A hole was already dug and a simple wooden crucifix erected at its head.

“Do you have a priest?” asked Felix.

“No. We could not afford one. And we do not know the words. We hoped this consecrated soil would suffice.”

“I know the words,” said Felix.

The old man smiled, showing his few remaining teeth. “Would you, please?”

Felix nodded, and then knelt down as they reached the hole in the hill. The coffin was intricately carved and painted, and it would be reused. So they slowly opened the casket and gently slid the dead man’s body, wrapped in thin white sheets, to its final resting place.

The old man stood beside it, looking down. Holding back his tears. A woman came to his side. Then he began to speak to the gathered people. A thread of something familiar flowed through them. Felix knew at that moment that they were family. The woman was the dead man’s wife.

“What can I say for Fabian? I do not know how best to eulogize my son. He was a father. He was a husband. He was a good man who lived every day for those he loved… until he didn’t.

The old man paused to look among the nude people. They shared the same sad eyes that looked like his own.

“Some grow up healthy and strong. Others are ill-made, and these are special gifts from God that bestow us with immaculate uniqueness. Fabian’s heart may have been weak, but it beat so fiercely for his family. May he be with God for all time.”

The old man nodded to Felix.

Felix held his hands down, and began his benediction in Latin.

Deus, cujus miseratione animae

Requiem aeternam dona eis, Domine, et lux perpetua luceat eis

Requiescat in pace

Amen

The old man dropped a handful of dirt onto body, and then the three men that helped carry the casket began filling the hole with dirt using their hands.

The woman approached Felix and kissed him on the cheek. Then she smiled.

The old man held a hand to his chest. “Thank you, friend. I am Galleotto. How can I repay you?”

Felix considered it for a moment. How could these people, who could not even afford clothes, offer him anything?

Felix gave a warm smile and shook his head.

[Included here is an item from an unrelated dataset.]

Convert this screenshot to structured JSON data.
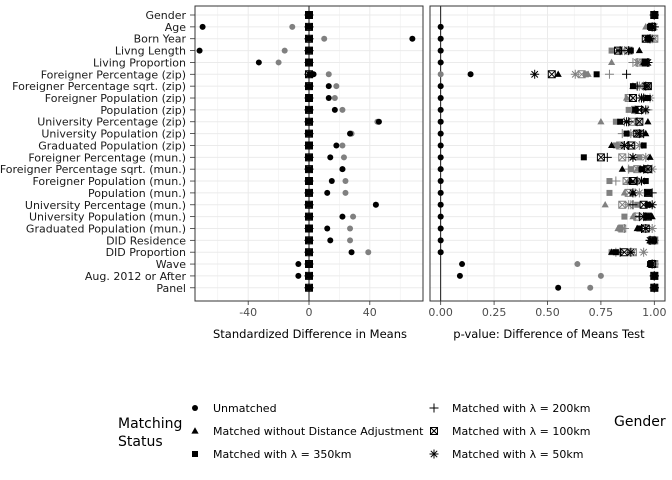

The old man’s thick white eyebrows shot up in realization. “Oh, no, traveler. We are not bare before God for want. We are Benandanti. This is our custom.”

Felix knew of the nudist cult, but had yet to encounter them. They were spirit travelers. On sabbath nights they believed they left their bodies while asleep and flew into the sky to wage holy wars against evil. This would ensure a good harvest.

The man lowered his head and seemed concerned, looking sideyed to the men still pushing dirt into the fresh grave, then back to Felix.

“We are Christian. I promise you,” said the man, hurriedly.

Felix did his best to put the man at ease. Felix was armed and armored, and these people no doubt had a history of persecution by the Roman inquisition for their queer practices. “If Christ be your shepherd, your customs are your own.”

“I thank you.” The old man looked relieved. “Where are you going, traveler?”

“To do battle with my own evils,” said Felix.

“Then we will aid you in our dreams.”

Felix looked down the hill to see his horse and Caesar waiting by the road. Then he turned to the old man. “I will look to the skies for you.”

Felix took one last look at the grave, the shrine, the throne, the olive tree, and the skull hung from its branches. Would he count this man among those he had put in the dirt? He did not wish to linger on the thought.

Then he headed down the hill. There would be more men in need of burying. And he would send them there.